Oleh : Johanis Kopong
Dirjen PHPT: Informasi Itu Tidak Benar, Negara Tidak Merampas Hak Rakyat
http://suaraanaknegerinews.com | Jakarta — Kementerian Agraria dan Tata Ruang/Badan Pertanahan Nasional (ATR/BPN) menegaskan bahwa isu yang beredar terkait pengambilalihan tanah tak bersertipikat oleh negara mulai tahun 2026 adalah tidak benar.
Klarifikasi ini disampaikan langsung oleh Direktur Jenderal Penetapan Hak dan Pendaftaran Tanah (Dirjen PHPT) Asnaedi dalam keterangan persnya di Jakarta, Senin (30/6/25).
“Informasi bahwa tanah girik yang tidak didaftarkan hingga 2026 akan diambil negara itu tidak benar,” tegas Asnaedi menanggapi keresahan sebagian masyarakat.

Tanah Girik Masih Bisa Dikonversi, Bukan Bukti Mutlak Kepemilikan
Menurut Asnaedi, sejak lama tanah girik, verponding, dan letter C bukanlah alat bukti kepemilikan mutlak, tetapi bisa dijadikan petunjuk bahwa tanah tersebut memiliki riwayat penguasaan atau kepemilikan secara adat.
“Seperti tercantum dalam Undang-Undang Nomor 5 Tahun 1960 tentang Pokok-Pokok Agraria (UUPA), tanah bekas hak lama dapat dilakukan pengakuan, penegasan, dan konversi sesuai ketentuan yang berlaku,” jelasnya.
Ia juga menekankan bahwa negara tidak serta merta mengambil alih tanah yang belum bersertipikat, selama tanah tersebut masih dikuasai dan ada bukti penguasaan secara fisik maupun administratif.
“Kalau giriknya ada, tanahnya ada, dan masih dikuasai oleh pemiliknya, maka tidak ada alasan negara mengambil alih tanah itu,” ujarnya.

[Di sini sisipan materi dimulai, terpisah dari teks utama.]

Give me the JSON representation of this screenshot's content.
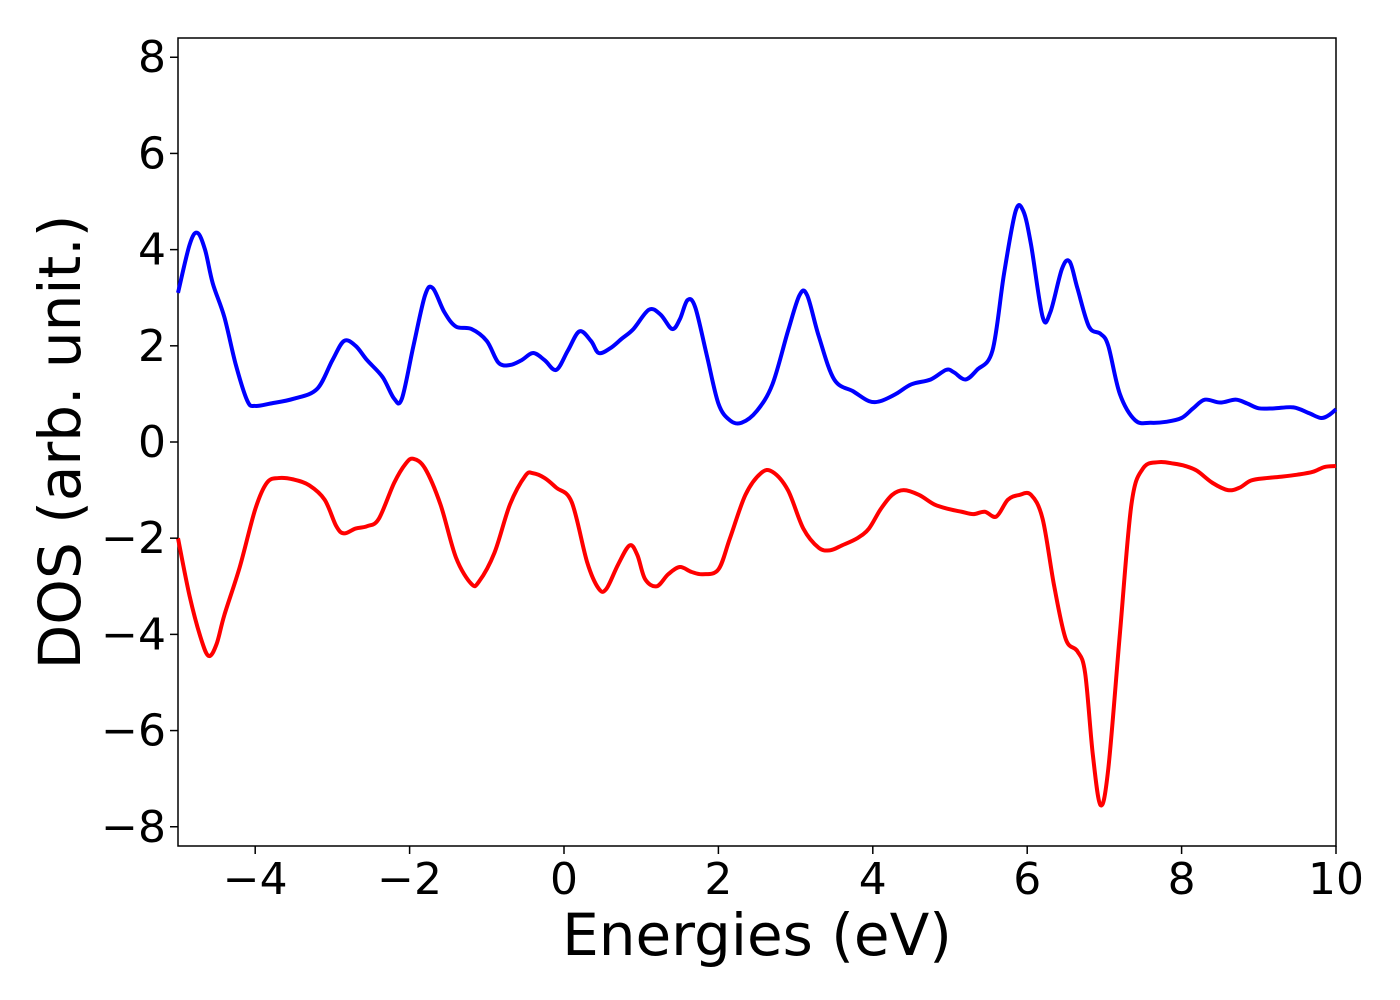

PP Nomor 18 Tahun 2021: Tenggat 5 Tahun Bukan Ancaman, tapi Dorongan
Menanggapi Peraturan Pemerintah (PP) Nomor 18 Tahun 2021 Pasal 96, yang memberi batas waktu lima tahun untuk mendaftarkan tanah bekas milik adat, Asnaedi menilai aturan ini justru mendorong masyarakat untuk segera mengurus sertipikat.
“Jika dihitung sejak PP ini diberlakukan pada 2021, maka tahun 2026 menjadi tenggat waktu yang dianjurkan untuk menyelesaikan proses pendaftaran tanah-tanah tersebut,” terangnya.
Namun demikian, ia memastikan bahwa tenggat tersebut bukanlah ancaman atau dalih untuk perampasan tanah, melainkan bentuk kebijakan untuk meningkatkan kepastian hukum pertanahan di Indonesia.

Negara Hadir untuk Lindungi Hak Rakyat
Asnaedi menegaskan bahwa semangat pemerintah dalam menyusun regulasi pertanahan adalah memastikan keadilan dan kepastian hukum bagi masyarakat. Sertipikat tanah menjadi bukti sah atas hak kepemilikan seseorang terhadap tanahnya.
“Kami harapkan masyarakat tidak perlu khawatir. Justru ini menjadi momentum agar masyarakat segera menyertipikatkan tanahnya. Negara hadir untuk memberikan kepastian hukum, bukan mengambil hak masyarakat,” pungkasnya.

Akses Informasi Resmi Terbuka bagi Publik
Untuk mencegah kesalahpahaman dan penyebaran hoaks, Kementerian ATR/BPN mengimbau masyarakat untuk hanya merujuk pada kanal informasi resmi pemerintah. Beberapa kanal yang dapat diakses antara lain: Situs resmi: www.atrbpn.go.id, Sosial media resmi:, Instagram: @kementerian.atrbpn, X (Twitter): @kem_atrbpn, Facebook: Kementerian ATR/BPN, TikTok: @kementerian.atrbpn, YouTube: Kementerian ATRBPN dan Layanan Pengaduan dan Informasi Publik: WhatsApp Hotline: 0811-1068-0000, PPID: ppid.atrbpn.go.id.
Dengan semakin terbukanya akses terhadap informasi dan layanan pertanahan, masyarakat diharapkan lebih aktif untuk memastikan legalitas tanah yang dimilikinya serta tidak mudah terprovokasi oleh informasi yang tidak dapat dipertanggungjawabkan.